Какой-то мужчина, явно из музейных сотрудников, привлеченный шумом, заглянул в зал.

– Нарушают, Андрей Андреевич! – сообщила ему смотрительница с той готовностью, с какой обычно докладывают о замеченных безобразиях вышестоящему начальству.

Но Андрей Андреевич не осерчал и не нахмурился, а с выражением благожелательного спокойствия на лице направился через зал к гостям, еще на дальних подступах протягивая руку для приветствия. Китайгородцев бросил быстрый взгляд на Марецкого. Тот приветливо улыбался. Свои. Крепкое рукопожатие. Щелк! Маша продолжала выполнять свою работу.

– Рад вас видеть, – сказал Андрей Андреевич, обращаясь к Марецкому.

Композитор благосклонно кивнул. Он знал себе цену.

– Готовимся кое-что добавить в экспозицию, – продолжал Андрей Андреевич.

– Что-нибудь новенькое?

– Через историю вашей матушки, вашего деда и прабабушки хотим показать эпоху. Весь двадцатый век через призму судьбы троих человек. То есть что я говорю? – засмеялся он вдруг и осторожно тронул Марецкого за рукав. – Четверых, конечно же.

– Интересно будет посмотреть, – сказал Марецкий. – Я как-нибудь сюда свою невесту привезу.

Сказал и бросил быстрый насмешливый взгляд на Машу. А та сделала вид, что не услышала.

* * *

Юшкин проснулся и вернулся к жизни, хотя на самом деле он предпочел бы умереть. Голова не отрывалась от подушки, словно прибитая к ней огромным железным гвоздем. Любая большая пьянка в последнее время заканчивалась для Юшкина подобным образом, но на этот раз ему было совсем уж плохо. Организм уже не справляется, понял он. Загонит себя за год-другой, если не остановится. А он не остановится. Об этом Юшкин подумал со спокойствием обреченного.

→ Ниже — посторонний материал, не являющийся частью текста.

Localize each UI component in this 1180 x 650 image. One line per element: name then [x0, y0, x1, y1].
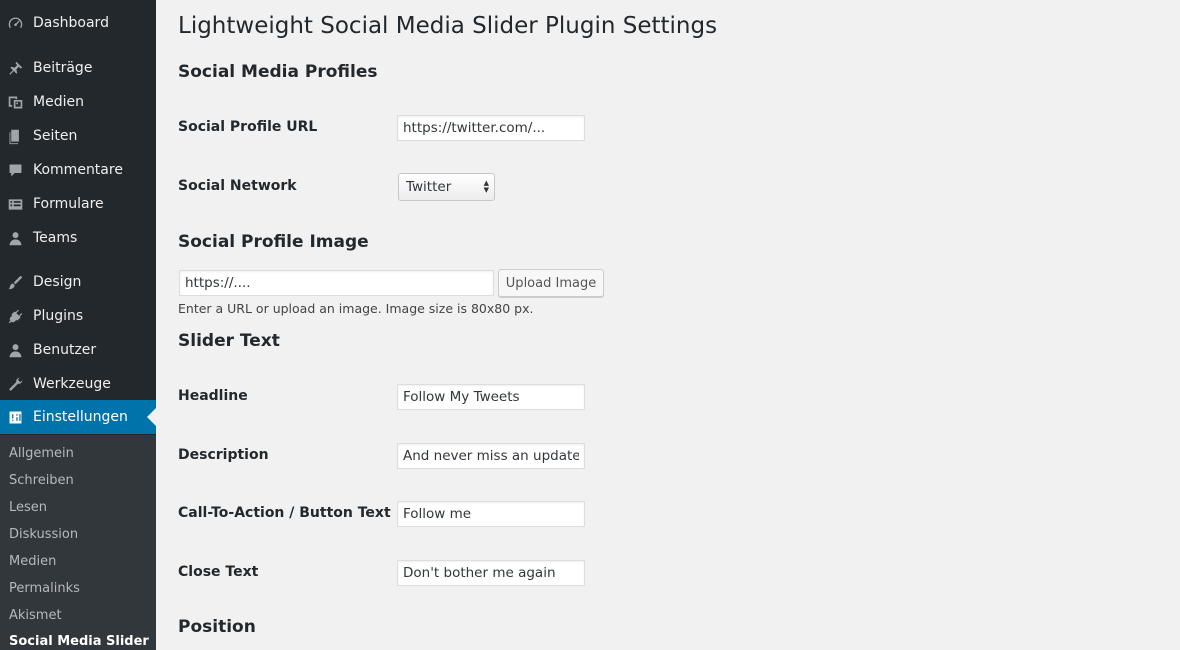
pages-icon: [6, 127, 24, 145]
profile-image-description: Enter a URL or upload an image. Image si…: [178, 301, 534, 316]
pin-icon: [6, 59, 24, 77]
page-title: Lightweight Social Media Slider Plugin S…: [178, 13, 718, 39]
submenu-item-social-media-slider[interactable]: Social Media Slider: [9, 634, 149, 649]
close-text-input[interactable]: [397, 560, 585, 586]
wrench-icon: [6, 375, 24, 393]
sidebar-item-label: Einstellungen: [33, 409, 128, 425]
sidebar-item-seiten[interactable]: Seiten: [0, 119, 156, 153]
profile-url-label: Social Profile URL: [178, 119, 318, 135]
submenu-item-akismet[interactable]: Akismet: [9, 608, 62, 623]
upload-image-button[interactable]: Upload Image: [498, 269, 604, 297]
sidebar-item-label: Seiten: [33, 128, 78, 144]
social-network-label: Social Network: [178, 178, 297, 194]
sidebar-item-benutzer[interactable]: Benutzer: [0, 333, 156, 367]
app-window: Dashboard Beiträge Medien Seiten Komment: [0, 0, 1180, 650]
settings-sliders-icon: [6, 408, 24, 426]
sidebar-item-label: Formulare: [33, 196, 104, 212]
select-arrows-icon: ▲ ▼: [483, 179, 489, 194]
sidebar-item-label: Plugins: [33, 308, 84, 324]
sidebar-item-formulare[interactable]: Formulare: [0, 187, 156, 221]
media-icon: [6, 93, 24, 111]
description-label: Description: [178, 447, 269, 463]
sidebar-item-label: Teams: [33, 230, 78, 246]
social-network-selected-value: Twitter: [406, 179, 452, 195]
comment-icon: [6, 161, 24, 179]
section-title-slider-text: Slider Text: [178, 331, 280, 351]
sidebar-item-teams[interactable]: Teams: [0, 221, 156, 255]
section-title-profile-image: Social Profile Image: [178, 232, 369, 252]
sidebar-item-einstellungen[interactable]: Einstellungen: [0, 400, 156, 434]
cta-input[interactable]: [397, 501, 585, 527]
submenu-item-schreiben[interactable]: Schreiben: [9, 473, 74, 488]
submenu-item-medien[interactable]: Medien: [9, 554, 56, 569]
headline-input[interactable]: [397, 384, 585, 410]
submenu-item-diskussion[interactable]: Diskussion: [9, 527, 78, 542]
section-title-profiles: Social Media Profiles: [178, 62, 378, 82]
team-icon: [6, 229, 24, 247]
headline-label: Headline: [178, 388, 248, 404]
sidebar-item-label: Kommentare: [33, 162, 123, 178]
sidebar-item-label: Werkzeuge: [33, 376, 111, 392]
sidebar-item-kommentare[interactable]: Kommentare: [0, 153, 156, 187]
sidebar-item-design[interactable]: Design: [0, 265, 156, 299]
form-icon: [6, 195, 24, 213]
sidebar-item-label: Beiträge: [33, 60, 93, 76]
close-text-label: Close Text: [178, 564, 259, 580]
profile-image-url-input[interactable]: [179, 270, 494, 296]
sidebar-item-label: Dashboard: [33, 15, 109, 31]
settings-submenu: Allgemein Schreiben Lesen Diskussion Med…: [0, 435, 156, 650]
sidebar-item-dashboard[interactable]: Dashboard: [0, 6, 156, 40]
submenu-item-allgemein[interactable]: Allgemein: [9, 446, 74, 461]
sidebar-item-label: Design: [33, 274, 82, 290]
submenu-item-permalinks[interactable]: Permalinks: [9, 581, 80, 596]
settings-content: Lightweight Social Media Slider Plugin S…: [156, 0, 1180, 650]
sidebar-item-plugins[interactable]: Plugins: [0, 299, 156, 333]
brush-icon: [6, 273, 24, 291]
social-network-select[interactable]: Twitter ▲ ▼: [398, 173, 495, 201]
section-title-position: Position: [178, 617, 256, 637]
profile-url-input[interactable]: [397, 115, 585, 141]
sidebar-item-werkzeuge[interactable]: Werkzeuge: [0, 367, 156, 401]
sidebar-item-label: Medien: [33, 94, 84, 110]
plugin-icon: [6, 307, 24, 325]
cta-label: Call-To-Action / Button Text: [178, 505, 391, 521]
sidebar-item-label: Benutzer: [33, 342, 97, 358]
description-input[interactable]: [397, 443, 585, 469]
submenu-item-lesen[interactable]: Lesen: [9, 500, 47, 515]
user-icon: [6, 341, 24, 359]
sidebar-item-medien[interactable]: Medien: [0, 85, 156, 119]
sidebar-item-beitraege[interactable]: Beiträge: [0, 51, 156, 85]
admin-sidebar: Dashboard Beiträge Medien Seiten Komment: [0, 0, 156, 650]
dashboard-icon: [6, 14, 24, 32]
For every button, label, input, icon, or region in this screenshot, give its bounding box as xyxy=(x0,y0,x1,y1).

Лежать было неудобно. Сетка кровати прогнулась, и непривычное к подобному ложу тело, намаявшись за ночь, ныло теперь нещадно. Казалось, болел каждый мускул.

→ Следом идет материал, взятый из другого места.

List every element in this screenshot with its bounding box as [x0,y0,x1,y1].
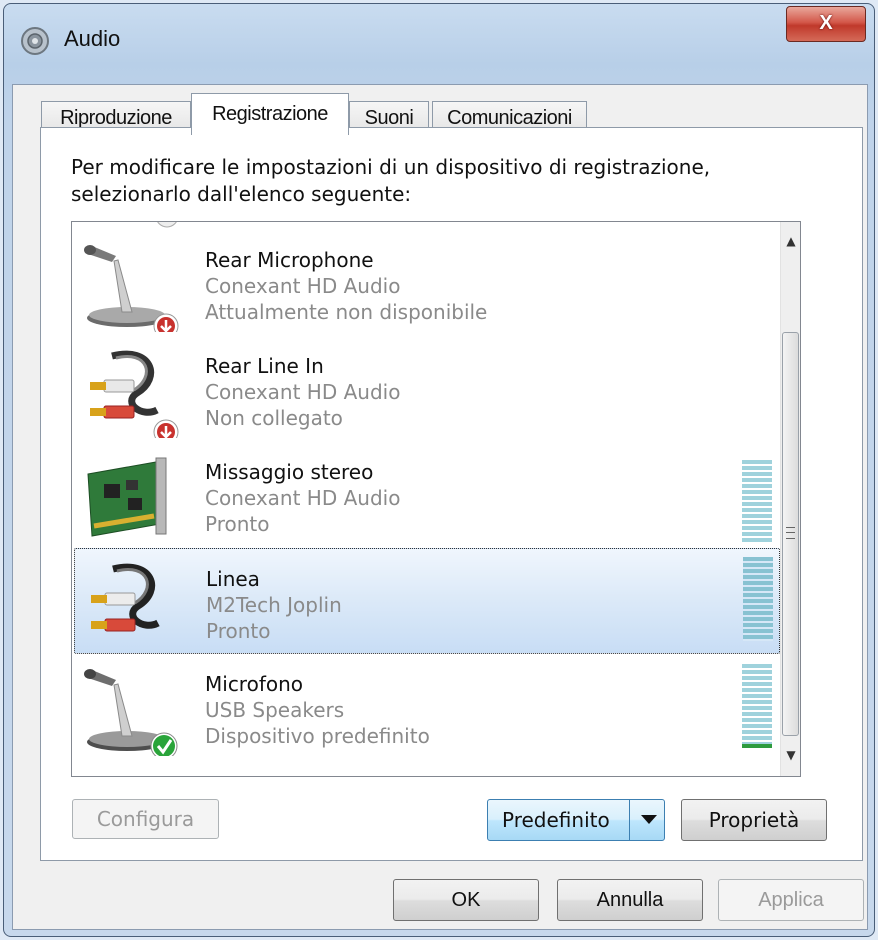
line-in-cable-icon [91,563,160,632]
device-row-microfono[interactable]: Microfono USB Speakers Dispositivo prede… [74,654,780,760]
device-driver: Conexant HD Audio [205,274,401,298]
device-row-rear-microphone[interactable]: Rear Microphone Conexant HD Audio Attual… [74,230,780,336]
device-status: Pronto [206,619,271,643]
device-name: Rear Line In [205,354,324,378]
device-name: Linea [206,567,260,591]
level-meter [742,664,772,748]
set-default-button[interactable]: Predefinito [487,799,665,841]
registrazione-panel: Per modificare le impostazioni di un dis… [40,127,863,861]
partial-badge-icon [157,222,177,228]
device-name: Microfono [205,672,304,696]
level-meter-fill [742,744,772,748]
device-status: Pronto [205,512,270,536]
sound-card-icon [87,457,167,537]
microphone-icon [84,245,179,332]
close-button[interactable]: X [786,6,866,42]
microphone-icon [84,669,178,756]
device-list-scrollbar[interactable]: ▲ ▼ [780,222,800,776]
properties-button[interactable]: Proprietà [681,799,827,841]
device-row-rear-line-in[interactable]: Rear Line In Conexant HD Audio Non colle… [74,336,780,442]
device-status: Attualmente non disponibile [205,300,488,324]
apply-button[interactable]: Applica [718,879,864,921]
chevron-down-icon[interactable] [629,800,664,840]
close-icon: X [819,12,833,34]
title-bar[interactable]: Audio X [4,4,874,74]
device-status: Dispositivo predefinito [205,724,430,748]
configure-button[interactable]: Configura [72,799,219,839]
tab-registrazione[interactable]: Registrazione [191,93,349,135]
scroll-down-icon[interactable]: ▼ [781,744,800,766]
instructions-text: Per modificare le impostazioni di un dis… [71,155,711,206]
level-meter [743,557,773,641]
dialog-body: Riproduzione Registrazione Suoni Comunic… [12,84,868,930]
cancel-button[interactable]: Annulla [557,879,703,921]
ok-button[interactable]: OK [393,879,539,921]
level-meter [742,460,772,544]
window-title: Audio [64,26,121,51]
device-status: Non collegato [205,406,343,430]
set-default-label: Predefinito [502,808,610,832]
device-row-linea[interactable]: Linea M2Tech Joplin Pronto [74,548,780,654]
line-in-cable-icon [90,350,179,438]
scroll-up-icon[interactable]: ▲ [781,230,800,252]
device-driver: Conexant HD Audio [205,486,401,510]
device-driver: Conexant HD Audio [205,380,401,404]
scrollbar-thumb[interactable] [782,332,799,736]
device-name: Missaggio stereo [205,460,374,484]
audio-dialog-window: Audio X Riproduzione Registrazione Suoni… [3,3,875,937]
device-list[interactable]: Rear Microphone Conexant HD Audio Attual… [71,221,801,777]
device-driver: M2Tech Joplin [206,593,342,617]
device-driver: USB Speakers [205,698,345,722]
speaker-icon [21,27,49,55]
grip-icon [786,527,795,539]
device-row-missaggio-stereo[interactable]: Missaggio stereo Conexant HD Audio Pront… [74,442,780,548]
device-name: Rear Microphone [205,248,374,272]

Он повернулся. Кровать под ним скрипнула. И тут же раздался какой-то другой звук. Рядом явно был еще кто-то. Юшкин оторвал наконец голову от подушки. На другой кровати лежал человек, которого Юшкин раньше никогда не видел. Правда, это его нисколько не удивило, он привык за последние месяцы к тому, что просыпался в самых разных местах, зачастую совсем неожиданных, в присутствии людей, совершенно незнакомых. Обычное дело для человека, сильно пьющего. Пьянка начинается в одной компании, потом, как всегда, выпивки не хватает, начинаются пьяные поиски «живой воды», следуют бессмысленные пьяные драки, теряются прежние собутыльники, но обретаются новые. Пьянка катится дальше, и не разберешь, день или ночь на дворе, а спать ложишься окончательно, когда свалит с ног выпитое. Пробуждение – и вот он, рядом, вчерашний собутыльник, с которым наверняка братался и целовался, а сейчас и имени-то вспомнить не можешь.

– Привет! – сказал Юшкин голосом таким глухим и незнакомым, что и сам его не узнал.

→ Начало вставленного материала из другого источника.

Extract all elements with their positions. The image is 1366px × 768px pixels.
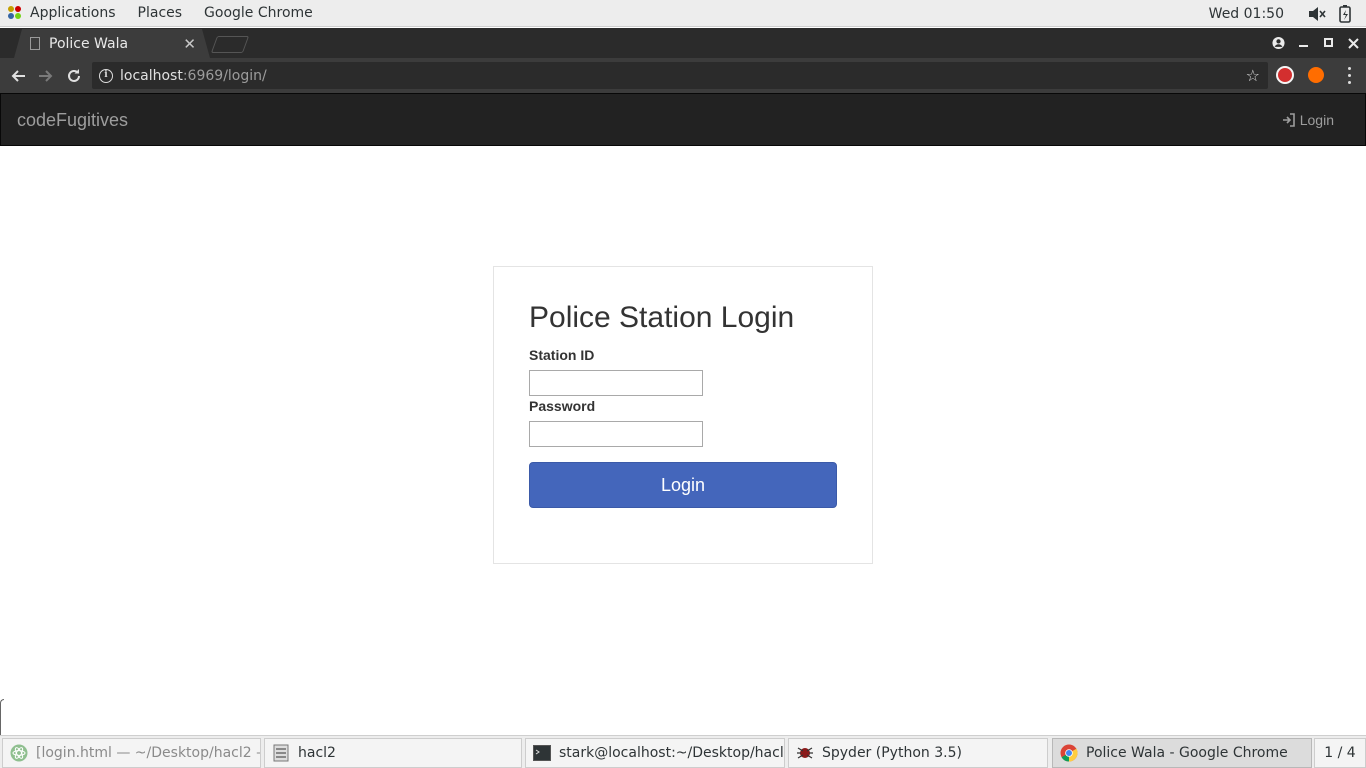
back-icon[interactable]	[8, 66, 28, 86]
brand-link[interactable]: codeFugitives	[17, 110, 128, 131]
page-title: Police Station Login	[529, 301, 795, 334]
station-id-input[interactable]	[529, 370, 703, 396]
page-icon	[30, 37, 40, 50]
atom-icon	[10, 744, 28, 762]
maximize-window-icon[interactable]	[1322, 37, 1335, 50]
taskbar-item-chrome[interactable]: Police Wala - Google Chrome	[1052, 738, 1312, 768]
tab-strip: Police Wala ✕	[0, 28, 1366, 58]
url-text[interactable]: localhost:6969/login/	[120, 68, 267, 84]
chrome-icon	[1060, 744, 1078, 762]
url-host: localhost	[120, 67, 183, 84]
bookmark-star-icon[interactable]: ☆	[1246, 66, 1260, 85]
clock[interactable]: Wed 01:50	[1209, 6, 1284, 22]
password-label: Password	[529, 398, 596, 414]
places-menu[interactable]: Places	[127, 0, 194, 27]
site-navbar: codeFugitives Login	[0, 93, 1366, 146]
taskbar-item-label: stark@localhost:~/Desktop/hacl2	[559, 745, 785, 761]
address-bar[interactable]: i localhost:6969/login/ ☆	[92, 62, 1268, 89]
spyder-icon	[797, 747, 813, 759]
extension-red-icon[interactable]	[1276, 66, 1294, 84]
taskbar-item-hacl2[interactable]: hacl2	[264, 738, 522, 768]
login-card: Police Station Login Station ID Password…	[493, 266, 873, 564]
taskbar-item-terminal[interactable]: stark@localhost:~/Desktop/hacl2	[525, 738, 785, 768]
taskbar-item-label: Spyder (Python 3.5)	[822, 745, 962, 761]
taskbar-item-spyder[interactable]: Spyder (Python 3.5)	[788, 738, 1048, 768]
active-app-menu[interactable]: Google Chrome	[193, 0, 324, 27]
taskbar-item-label: hacl2	[298, 745, 336, 761]
battery-icon[interactable]	[1336, 4, 1354, 23]
applications-menu-icon	[8, 6, 22, 20]
volume-icon[interactable]	[1308, 5, 1326, 23]
taskbar-item-atom[interactable]: [login.html — ~/Desktop/hacl2 — A...	[2, 738, 261, 768]
file-manager-icon	[273, 744, 289, 762]
login-icon	[1282, 113, 1295, 127]
nav-login-label: Login	[1299, 112, 1334, 128]
tab-police-wala[interactable]: Police Wala ✕	[14, 29, 210, 58]
tab-title: Police Wala	[49, 35, 129, 52]
forward-icon[interactable]	[36, 66, 56, 86]
url-path: :6969/login/	[182, 67, 267, 84]
taskbar-item-label: [login.html — ~/Desktop/hacl2 — A...	[36, 745, 260, 761]
chrome-menu-icon[interactable]	[1348, 67, 1352, 84]
window-corner	[0, 699, 4, 735]
site-info-icon[interactable]: i	[99, 68, 113, 83]
nav-login-link[interactable]: Login	[1282, 112, 1334, 128]
extension-orange-icon[interactable]	[1308, 67, 1324, 83]
taskbar: [login.html — ~/Desktop/hacl2 — A... hac…	[0, 735, 1366, 768]
login-button[interactable]: Login	[529, 462, 837, 508]
reload-icon[interactable]	[64, 66, 84, 86]
top-bar: Applications Places Google Chrome Wed 01…	[0, 0, 1366, 27]
close-tab-icon[interactable]: ✕	[183, 35, 196, 53]
applications-menu[interactable]: Applications	[22, 0, 127, 27]
close-window-icon[interactable]	[1347, 37, 1360, 50]
profile-icon[interactable]	[1272, 36, 1285, 50]
new-tab-button[interactable]	[210, 36, 250, 53]
workspace-pager[interactable]: 1 / 4	[1314, 738, 1366, 768]
password-input[interactable]	[529, 421, 703, 447]
minimize-window-icon[interactable]	[1297, 37, 1310, 50]
browser-toolbar: i localhost:6969/login/ ☆	[0, 58, 1366, 93]
terminal-icon	[533, 745, 551, 761]
taskbar-item-label: Police Wala - Google Chrome	[1086, 745, 1288, 761]
station-id-label: Station ID	[529, 347, 595, 363]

– Привет, – отозвался парень. – Выпить хочешь?

Вот тут Юшкин впервые удивился.

– А разве есть? – спросил он, не веря в возможность подобного.

На утро после пьянки – только пустые бутылки. Если где-то что-то и осталось – это законная добыча того, кто проснулся первым и нашел. Так принято, и никто на это не обижается.

– Есть, – сказал парень. – Будешь?

Поднялся со своей кровати, прошел по комнате. Юшкин проследовал за ним взглядом и увидел наконец стол, а на нем – несколько непочатых бутылок водки и небрежно сваленную в кучу снедь. Так не бывает. Должны быть только пустые бутылки и объедки. Удивленный Юшкин нашел в себе силы сесть.

Парень налил водку в пластиковый стакан, выбрал среди горы снеди банку консервированных огурчиков, достал огурец и подошел к Юшкину.

– Держи!

– А ты? – проявил вежливость Юшкин.

– Ты пей, – сказал парень.

И стало ясно, что он с Юшкиным пить не будет. Он вообще был какой-то странный, этот парень. И совсем не походил на обычных юшкинских собутыльников.

Юшкин выпил, закусил огурцом и преданно посмотрел на парня.

– Еще? – догадался тот.

– Ага! – с готовностью кивнул Юшкин.

И второй стакан ему налили. Он даже удивился тому, как все удачно складывается.

– А остальные где? – поинтересовался Юшкин, аппетитно хрустя огурчиком.

– Какие остальные? – не понял парень.

– Ну, вроде как еще был кто-то.

– Не было никого.

– А, понятно, – не стал спорить Юшкин.

Другие-то были, это точно. Несколько человек. Одного Артемом звали. Или Артуром. И другие ребята были. Были, да сплыли. Видно, он в другую компанию попал. Бывает.

– Уф-ф! – сказал Юшкин. – Башка прямо раскалывается. А у тебя?

– Нормально все у меня.

– Значит, ты свою норму знаешь, – сказал Юшкин уважительно. – Слушай, а туалет тут где у тебя?

– На улице.

Надо же – на улице! То-то ему сразу показалось, что не обычная это квартира. На дачный домик похоже. Вот так его занесло. Прямо какая-нибудь платформа Опалиха. Ехал он электричкой или нет? Не помнил.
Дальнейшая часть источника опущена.